Dan benar saja, Suardi akhirnya menemui ajalnya dalam perang ‘pura-pura’ dengan Batalion Prabu Salya itu.
Jasad Suardi dimakamkan di sekitar kawasan kaki gunung pada siang menjelang sore setelah kontak senjata usai. Sementara dua orang anggota GAM lainnya yang terluka dirawat oleh rekan mereka. Luka di pinggang dan lengan mereka sudah dibalut dengan kain robekan singlet milik temannya.
“Kematian Suardi bukanlah akhir dari perlawanan kita. Dendamnya harus kita tueng bila. Siapkan diri kalian. Serangan berikutnya akan segera menyusul,” tutur Tgk Simantok. Seorang anggota lainnya, Khaidir, mengumandangkan azan: penghormatan terakhir untuk kawan sepertempurannya sebelum ditimbun tanah.
Khaidir bersama dua anggota lainnya kemudian diutus Tgk Simantok turun ke kampung untuk mengambil logistik yang sudah disiapkan. Khaidir mendapatkan tugas tambahan untuk menyampaikan kabar duka kematian Suardi kepada keluarganya. Anggota GAM berencana akan mengadakan samadiah di makam Suardi setelah salat magrib.
Ia hampir sampai kembali ke kaki gunung sembari membawa logistik ketika di kejauhan melihat seseorang berkaos putih yang berjalan membelakanginya. Lelaki itu tengah membopong seseorang berseragam loreng dan bersenjata yang tampak lemas tak berdaya.
Khaidir lantas bersembunyi dan merunduk di antara hamparan daun mensiang di pinggir sawah. Ia masih tak percaya dengan apa yang dilihatnya. Khaidir mengucek matanya, lantas memperhatikan lagi dua sosok itu secara saksama. Kali ini ia tak mungkin salah lagi.
Napas khaidir tertahan sejenak. Ia menatap nyalang. “Dasar Rajajen pengkhianat!”

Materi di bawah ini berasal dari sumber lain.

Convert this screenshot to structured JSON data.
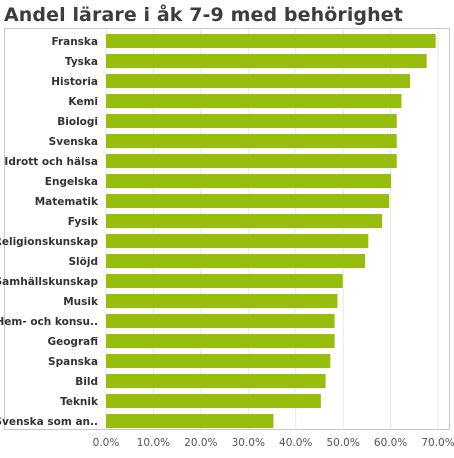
{
  "title": "Andel lärare i åk 7-9 med behörighet",
  "colors": {
    "bar": "#97be0d",
    "grid": "#e6e6e6",
    "axis": "#c8c8c8"
  },
  "chart_data": {
    "type": "bar",
    "orientation": "horizontal",
    "title": "Andel lärare i åk 7-9 med behörighet",
    "categories": [
      "Franska",
      "Tyska",
      "Historia",
      "Kemi",
      "Biologi",
      "Svenska",
      "Idrott och hälsa",
      "Engelska",
      "Matematik",
      "Fysik",
      "Religionskunskap",
      "Slöjd",
      "Samhällskunskap",
      "Musik",
      "Hem- och konsu..",
      "Geografi",
      "Spanska",
      "Bild",
      "Teknik",
      "Svenska som an.."
    ],
    "values": [
      69.5,
      67.6,
      64.1,
      62.3,
      61.3,
      61.3,
      61.3,
      60.1,
      59.7,
      58.2,
      55.3,
      54.6,
      49.9,
      48.8,
      48.2,
      48.2,
      47.3,
      46.3,
      45.3,
      35.3
    ],
    "xlim": [
      0,
      72
    ],
    "ticks": [
      "0.0%",
      "10.0%",
      "20.0%",
      "30.0%",
      "40.0%",
      "50.0%",
      "60.0%",
      "70.0%"
    ],
    "tick_values": [
      0,
      10,
      20,
      30,
      40,
      50,
      60,
      70
    ],
    "grid": true
  }
}
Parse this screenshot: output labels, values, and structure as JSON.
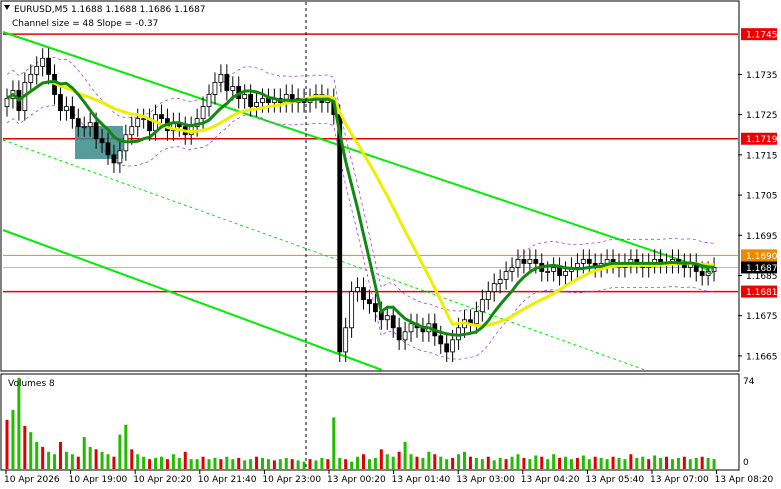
{
  "header": {
    "symbol_line": "EURUSD,M5  1.1688 1.1688 1.1686 1.1687",
    "indicator_line": "Channel size = 48 Slope = -0.37"
  },
  "volume_panel": {
    "title": "Volumes 8",
    "scale_max": "74",
    "scale_min": "0"
  },
  "colors": {
    "up_candle": "#000000",
    "down_candle": "#000000",
    "channel": "#00ee00",
    "sma_fast": "#118811",
    "sma_slow": "#eeee00",
    "level_line": "#ee0000",
    "bid_line": "#ee8800",
    "volume_bar": "#22bb00",
    "volume_bar_spike": "#dd0000",
    "highlight_box": "#3a8a88",
    "envelope": "#aa44dd"
  },
  "chart_data": {
    "type": "candlestick",
    "ylim": [
      1.16615,
      1.1753
    ],
    "price_ticks": [
      "1.1745",
      "1.1735",
      "1.1725",
      "1.1719",
      "1.1715",
      "1.1705",
      "1.1695",
      "1.1690",
      "1.1687",
      "1.1685",
      "1.1681",
      "1.1675",
      "1.1665"
    ],
    "level_lines": [
      {
        "label": "1.1745",
        "value": 1.1745
      },
      {
        "label": "1.1719",
        "value": 1.1719
      },
      {
        "label": "1.1681",
        "value": 1.1681
      }
    ],
    "bid_line": {
      "label": "1.1690",
      "value": 1.169
    },
    "current_price": {
      "label": "1.1687",
      "value": 1.1687
    },
    "time_labels": [
      "10 Apr 2026",
      "10 Apr 19:00",
      "10 Apr 20:20",
      "10 Apr 21:40",
      "10 Apr 23:00",
      "13 Apr 00:20",
      "13 Apr 01:40",
      "13 Apr 03:00",
      "13 Apr 04:20",
      "13 Apr 05:40",
      "13 Apr 07:00",
      "13 Apr 08:20"
    ],
    "candles_close": [
      1.1729,
      1.1731,
      1.1726,
      1.1733,
      1.1735,
      1.1737,
      1.1739,
      1.1735,
      1.173,
      1.1726,
      1.1727,
      1.1724,
      1.1722,
      1.1722,
      1.1723,
      1.1719,
      1.1718,
      1.1715,
      1.1713,
      1.1716,
      1.172,
      1.1722,
      1.1724,
      1.1724,
      1.1721,
      1.1725,
      1.1724,
      1.1721,
      1.1723,
      1.1722,
      1.172,
      1.1722,
      1.1724,
      1.1727,
      1.173,
      1.1733,
      1.1735,
      1.1731,
      1.1732,
      1.1729,
      1.173,
      1.1727,
      1.1728,
      1.1729,
      1.1728,
      1.1729,
      1.1728,
      1.173,
      1.1728,
      1.1729,
      1.1728,
      1.1729,
      1.173,
      1.1728,
      1.1729,
      1.1725,
      1.1666,
      1.1672,
      1.1681,
      1.1682,
      1.1679,
      1.1678,
      1.1676,
      1.1674,
      1.1675,
      1.1672,
      1.1669,
      1.1671,
      1.1673,
      1.1672,
      1.1671,
      1.1673,
      1.167,
      1.1668,
      1.1666,
      1.1669,
      1.1672,
      1.1674,
      1.1673,
      1.1676,
      1.1679,
      1.1681,
      1.1683,
      1.1684,
      1.1686,
      1.1687,
      1.1689,
      1.1688,
      1.1689,
      1.1688,
      1.1686,
      1.1686,
      1.1687,
      1.1685,
      1.1686,
      1.1687,
      1.1688,
      1.1689,
      1.1688,
      1.1687,
      1.1688,
      1.1689,
      1.1688,
      1.1687,
      1.1688,
      1.1689,
      1.1688,
      1.1687,
      1.1688,
      1.1689,
      1.1688,
      1.1688,
      1.1689,
      1.1688,
      1.1687,
      1.1688,
      1.1686,
      1.1685,
      1.1686,
      1.1687
    ],
    "volumes_ymax": 74,
    "volumes": [
      40,
      48,
      74,
      35,
      30,
      22,
      18,
      14,
      12,
      22,
      14,
      12,
      10,
      26,
      18,
      16,
      14,
      12,
      10,
      28,
      36,
      16,
      12,
      10,
      8,
      9,
      10,
      8,
      12,
      9,
      14,
      8,
      8,
      10,
      8,
      9,
      8,
      10,
      8,
      9,
      7,
      8,
      10,
      9,
      8,
      7,
      8,
      9,
      8,
      7,
      6,
      8,
      7,
      9,
      8,
      42,
      9,
      8,
      6,
      10,
      12,
      8,
      9,
      16,
      12,
      10,
      14,
      22,
      12,
      10,
      9,
      14,
      12,
      10,
      8,
      9,
      12,
      14,
      10,
      9,
      8,
      10,
      7,
      9,
      8,
      10,
      12,
      9,
      8,
      11,
      10,
      8,
      12,
      9,
      10,
      8,
      9,
      11,
      8,
      10,
      9,
      8,
      10,
      9,
      8,
      12,
      9,
      10,
      8,
      11,
      9,
      10,
      8,
      9,
      10,
      8,
      9,
      10,
      9,
      8
    ]
  }
}
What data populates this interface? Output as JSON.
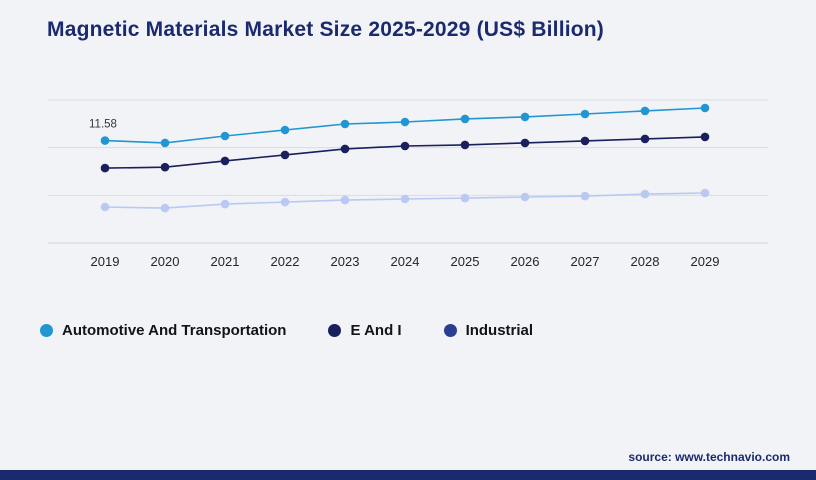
{
  "page": {
    "background_color": "#f1f3f6",
    "footer_bar_color": "#1b2a6e"
  },
  "title": "Magnetic Materials Market Size 2025-2029 (US$ Billion)",
  "source": "source: www.technavio.com",
  "chart_data": {
    "type": "line",
    "x": [
      "2019",
      "2020",
      "2021",
      "2022",
      "2023",
      "2024",
      "2025",
      "2026",
      "2027",
      "2028",
      "2029"
    ],
    "series": [
      {
        "name": "Automotive And Transportation",
        "color": "#2196d3",
        "values": [
          11.58,
          11.5,
          11.74,
          11.95,
          12.16,
          12.23,
          12.34,
          12.41,
          12.51,
          12.62,
          12.72
        ]
      },
      {
        "name": "E And I",
        "color": "#1a1f5e",
        "values": [
          10.62,
          10.65,
          10.87,
          11.08,
          11.29,
          11.39,
          11.43,
          11.5,
          11.57,
          11.64,
          11.71
        ]
      },
      {
        "name": "Industrial",
        "color": "#b9c9f2",
        "legend_color": "#2c3e92",
        "values": [
          9.26,
          9.22,
          9.36,
          9.43,
          9.5,
          9.54,
          9.57,
          9.61,
          9.64,
          9.71,
          9.75
        ]
      }
    ],
    "annotation": {
      "series_index": 0,
      "point_index": 0,
      "text": "11.58"
    },
    "ylim": [
      8,
      13
    ],
    "gridline_count": 4,
    "grid": true,
    "legend_position": "bottom",
    "xlabel": "",
    "ylabel": ""
  }
}
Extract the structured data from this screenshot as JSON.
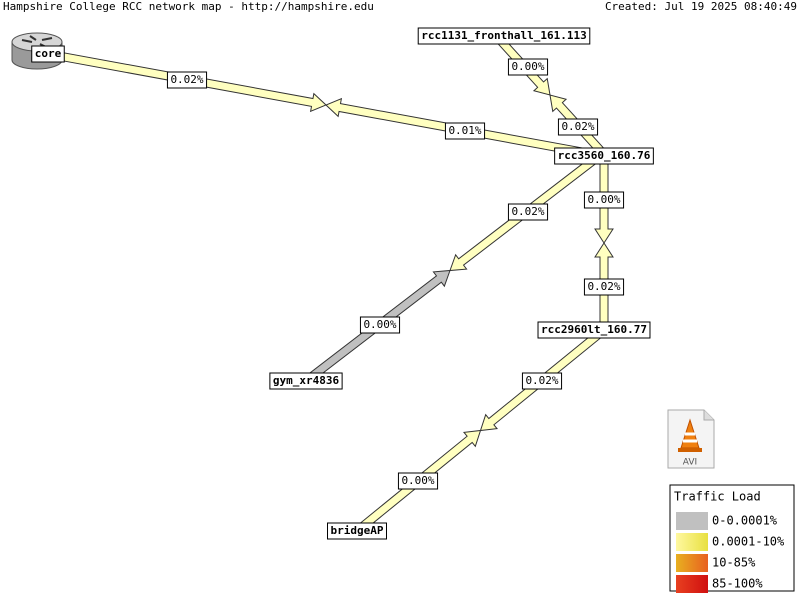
{
  "header": {
    "title": "Hampshire College RCC network map - http://hampshire.edu",
    "created": "Created: Jul 19 2025 08:40:49"
  },
  "nodes": [
    {
      "label": "core"
    },
    {
      "label": "rcc1131_fronthall_161.113"
    },
    {
      "label": "rcc3560_160.76"
    },
    {
      "label": "rcc2960lt_160.77"
    },
    {
      "label": "gym_xr4836"
    },
    {
      "label": "bridgeAP"
    }
  ],
  "links": [
    {
      "out_label": "0.02%",
      "in_label": "0.01%"
    },
    {
      "out_label": "0.00%",
      "in_label": "0.02%"
    },
    {
      "out_label": "0.00%",
      "in_label": "0.02%"
    },
    {
      "out_label": "0.02%",
      "in_label": "0.00%"
    },
    {
      "out_label": "0.02%",
      "in_label": "0.00%"
    }
  ],
  "legend": {
    "title": "Traffic Load",
    "items": [
      "0-0.0001%",
      "0.0001-10%",
      "10-85%",
      "85-100%"
    ]
  },
  "icon": {
    "label": "AVI"
  }
}
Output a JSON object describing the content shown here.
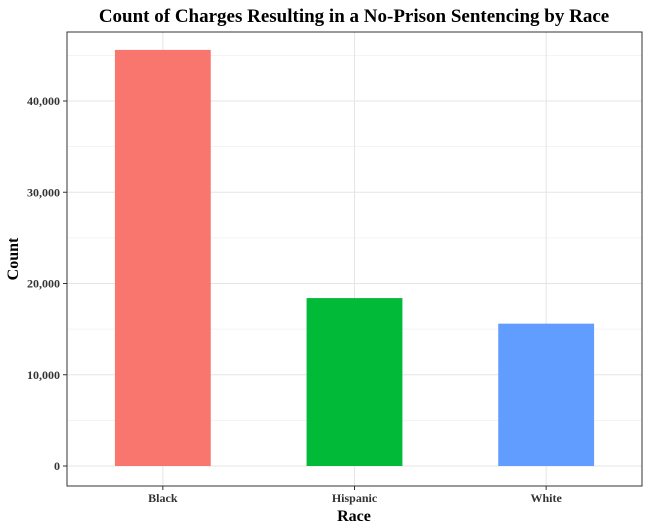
{
  "chart_data": {
    "type": "bar",
    "title": "Count of Charges Resulting in a No-Prison Sentencing by Race",
    "xlabel": "Race",
    "ylabel": "Count",
    "categories": [
      "Black",
      "Hispanic",
      "White"
    ],
    "values": [
      45600,
      18400,
      15600
    ],
    "colors": [
      "#F8766D",
      "#00BA38",
      "#619CFF"
    ],
    "ylim": [
      0,
      47880
    ],
    "yticks": [
      0,
      10000,
      20000,
      30000,
      40000
    ],
    "ytick_labels": [
      "0",
      "10,000",
      "20,000",
      "30,000",
      "40,000"
    ],
    "grid": true,
    "legend": "none"
  }
}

Banda Aceh, September 2024-Maret 2025
_______
Penulis
Sammy Khalifa, lahir di Kota Fajar, Aceh Selatan. Bekerja sebagai jurnalis lepas yang menulis tentang budaya dan kesenian. Saat ini berdomisili di Banda Aceh.
Istilah:
Anak panah: Istilah tentara untuk informan yang memberikan informasi terkait keberadaan anggota GAM
GAM: Gerakan Aceh Merdeka; Kelompok separatis yang ingin memerdekakan Aceh dari Republik Indonesia sejak tahun 1976 hingga 2005
Juancok: Makian (bahasa Jawa)
Kalut: Bertapa di dalam gua atau gunung
Keuchik: Kepala desa
Rajajen: Raja jin
Samadiah: Prosesi mendoakan almarhum atau almarhumah
Tueng bila: Upaya untuk menuntut kerugian yang diakibatkan oleh pelaku.